Église Saint-Martin de Mardié. Translation des reliques de saint Martin, vitrail (1872)
                                                Vitrail de la Translation des reliques de saint Martin (1872)

Pour en savoir plus ou pour vous guider dans une visite, téléchargez la plaquette imprimable recto verso ou à disposition du public dans l’église.

Le pressoir de la Maison d'Irène

La commune de Mardié possède, dans un bâtiment aujourd’hui communal, un étonnant et monumental pressoir du 18e siècle. C’est l’unique survivant, dans cette portion du Val de Loire orléanais, des pressoirs à roue et vis en bois qui étaient pourtant fort nombreux avant d’être remplacés par les pressoirs à vis métallique.
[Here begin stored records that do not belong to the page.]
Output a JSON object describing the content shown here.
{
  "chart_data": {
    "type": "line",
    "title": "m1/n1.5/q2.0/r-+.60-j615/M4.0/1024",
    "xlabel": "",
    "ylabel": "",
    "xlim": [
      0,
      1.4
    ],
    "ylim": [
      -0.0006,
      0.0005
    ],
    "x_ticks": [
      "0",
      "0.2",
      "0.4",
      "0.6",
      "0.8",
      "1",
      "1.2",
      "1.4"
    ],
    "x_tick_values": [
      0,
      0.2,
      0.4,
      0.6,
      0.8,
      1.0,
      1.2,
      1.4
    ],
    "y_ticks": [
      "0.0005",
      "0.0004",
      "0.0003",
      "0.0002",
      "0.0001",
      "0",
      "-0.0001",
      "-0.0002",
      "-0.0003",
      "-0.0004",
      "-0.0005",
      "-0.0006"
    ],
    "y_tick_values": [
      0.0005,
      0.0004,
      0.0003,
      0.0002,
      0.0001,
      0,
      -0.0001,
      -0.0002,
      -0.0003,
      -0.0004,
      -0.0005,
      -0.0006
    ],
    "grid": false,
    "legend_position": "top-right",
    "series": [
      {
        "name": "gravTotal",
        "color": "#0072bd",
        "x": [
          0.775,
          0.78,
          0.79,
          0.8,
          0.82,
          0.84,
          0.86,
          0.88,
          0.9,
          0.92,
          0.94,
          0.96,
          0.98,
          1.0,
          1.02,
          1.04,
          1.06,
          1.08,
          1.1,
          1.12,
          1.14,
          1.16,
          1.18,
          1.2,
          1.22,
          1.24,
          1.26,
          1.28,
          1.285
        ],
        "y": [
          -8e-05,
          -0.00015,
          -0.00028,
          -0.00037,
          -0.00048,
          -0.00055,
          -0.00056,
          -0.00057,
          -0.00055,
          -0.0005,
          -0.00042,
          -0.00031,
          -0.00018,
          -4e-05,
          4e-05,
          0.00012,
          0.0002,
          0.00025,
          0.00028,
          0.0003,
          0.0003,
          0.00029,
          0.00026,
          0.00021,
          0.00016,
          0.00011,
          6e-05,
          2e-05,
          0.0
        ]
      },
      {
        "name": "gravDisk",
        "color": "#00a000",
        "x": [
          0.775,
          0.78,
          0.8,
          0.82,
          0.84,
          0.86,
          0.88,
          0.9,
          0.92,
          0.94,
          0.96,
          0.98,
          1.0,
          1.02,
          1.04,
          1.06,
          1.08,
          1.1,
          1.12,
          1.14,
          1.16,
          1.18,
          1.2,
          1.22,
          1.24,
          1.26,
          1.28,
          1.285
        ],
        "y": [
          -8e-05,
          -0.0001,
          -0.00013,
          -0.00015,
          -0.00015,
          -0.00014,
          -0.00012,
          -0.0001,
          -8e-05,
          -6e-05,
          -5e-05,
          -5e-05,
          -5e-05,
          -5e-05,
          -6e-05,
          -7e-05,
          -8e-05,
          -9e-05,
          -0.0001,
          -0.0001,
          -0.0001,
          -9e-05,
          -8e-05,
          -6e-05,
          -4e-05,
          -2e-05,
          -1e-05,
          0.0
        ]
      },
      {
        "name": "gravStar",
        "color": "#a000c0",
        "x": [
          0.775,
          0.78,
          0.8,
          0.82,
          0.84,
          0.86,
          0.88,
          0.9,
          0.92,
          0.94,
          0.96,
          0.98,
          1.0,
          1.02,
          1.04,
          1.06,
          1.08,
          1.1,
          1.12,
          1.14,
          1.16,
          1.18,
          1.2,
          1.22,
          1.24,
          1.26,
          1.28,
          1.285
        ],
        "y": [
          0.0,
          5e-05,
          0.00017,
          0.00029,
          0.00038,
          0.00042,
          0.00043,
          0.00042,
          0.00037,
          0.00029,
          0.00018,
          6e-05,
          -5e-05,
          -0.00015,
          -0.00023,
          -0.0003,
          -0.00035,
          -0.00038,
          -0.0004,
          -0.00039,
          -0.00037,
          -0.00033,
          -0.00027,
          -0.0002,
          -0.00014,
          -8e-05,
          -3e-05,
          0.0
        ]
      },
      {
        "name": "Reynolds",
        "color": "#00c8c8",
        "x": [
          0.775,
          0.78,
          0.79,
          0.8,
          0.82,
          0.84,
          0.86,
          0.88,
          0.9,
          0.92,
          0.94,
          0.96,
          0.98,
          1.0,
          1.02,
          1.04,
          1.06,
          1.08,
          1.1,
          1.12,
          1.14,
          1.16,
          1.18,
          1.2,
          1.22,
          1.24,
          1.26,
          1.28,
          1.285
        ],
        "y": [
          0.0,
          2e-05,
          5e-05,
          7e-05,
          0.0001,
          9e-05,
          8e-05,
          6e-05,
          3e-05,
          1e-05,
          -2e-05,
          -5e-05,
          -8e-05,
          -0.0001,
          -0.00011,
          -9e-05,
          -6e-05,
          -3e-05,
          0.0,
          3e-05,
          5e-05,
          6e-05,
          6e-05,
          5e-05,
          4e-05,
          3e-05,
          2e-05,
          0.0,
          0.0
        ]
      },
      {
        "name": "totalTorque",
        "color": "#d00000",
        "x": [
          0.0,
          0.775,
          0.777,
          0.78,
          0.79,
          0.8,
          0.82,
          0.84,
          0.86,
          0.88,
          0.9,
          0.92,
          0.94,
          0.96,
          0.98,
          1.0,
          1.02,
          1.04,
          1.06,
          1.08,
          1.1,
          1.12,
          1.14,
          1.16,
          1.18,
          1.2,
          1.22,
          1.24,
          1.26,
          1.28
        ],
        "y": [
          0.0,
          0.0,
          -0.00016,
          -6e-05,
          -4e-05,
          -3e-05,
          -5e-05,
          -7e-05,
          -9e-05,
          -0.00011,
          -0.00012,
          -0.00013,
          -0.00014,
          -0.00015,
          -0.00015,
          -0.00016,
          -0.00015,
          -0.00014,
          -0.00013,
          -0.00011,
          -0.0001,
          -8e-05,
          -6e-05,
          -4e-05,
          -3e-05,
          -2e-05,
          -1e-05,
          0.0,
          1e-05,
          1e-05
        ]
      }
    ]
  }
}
                                                                                Le pressoir

Installé dans une ancienne maison vigneronne (la “Maison d’Irène”), en plein bourg à deux pas de l’église, il est le témoin de la viticulture qui a connu son apogée dans le Val orléanais entre 1750 et 1850 environ. Récemment restauré (été 2013), on peut le voir aux horaires d’ouverture de la bibliothèque (dans la maison mitoyenne), à l’occasion des expositions organisées dans la grange qui l’abrite, ou sur réservation pour des groupes (s’adresser à l’accueil de la mairie).

Consultez et téléchargez la plaquette de présentation du pressoir et de son fonctionnement (imprimable recto-verso ou à disposition dans la salle du pressoir).

Le viaduc de Pont-aux-Moines

Construit en 1872-1873, le viaduc de Pont-aux-Moines est vite devenu emblématique de la commune de Mardié.

L’ouvrage de Pont-aux-Moines est un des plus importants de la ligne Orléans-Gien, il permet de franchir la vallée du Cens où s’écoule, notamment, le canal d’Orléans. La largeur de la vallée et sa relative profondeur (une douzaine de mètres) ont imposé la construction d'un viaduc assez long, prolongé par d’importants talus pour éviter les pentes que n’acceptent pas les locomotives de l’époque.

Long de 230,75 m, le viaduc est constitué de deux parties bien distinctes : un pont métallique d’une portée de 50 m qui surplombe le canal d’une douzaine de mètres et un ensemble maçonné de 8 arches qui enjambe la rivière et la vallée.

La partie maçonnée est constituée de 8 arches en pierre de taille de granit. Les 7 premières ont une hauteur de 10,5 m pour une ouverture de 16 m. La dernière, qui enjambe la route de Donnery, n’a qu’une largeur de 8 m.

Spectaculaire et assez hardie pour l’époque (la plupart des grands viaducs métalliques sont postérieurs), le pont sur le canal est une arche en arc surbaissé, d’une portée de 50 m pour une flèche de 5 m, construit en tôles et poutrelles de fer rivetées. La structure a été réalisée par l’entreprise César Jolly et Delafoy, constructeurs à Argenteuil (Seine).

Le viaduc métallique a été détruit en juin 1940 pour tenter de ralentir l'invasion allemande. Il a été réparé en 1941. Il a été entièrement repeint en 2010. Assez spectaculaire, il constitue toujours un élément majeur du paysage de Pont-aux-Moines, au dessus du bassin de l'écluse et de l'ancien port.

Le pigeonnier de Latingy

Dans la cour de l'ancienne ferme du château de Latingy (la "Basse-cour"), un magnifique pigeonnier, probablement du 16e siècle, a été restauré. Il se visite exclusivement sur demande.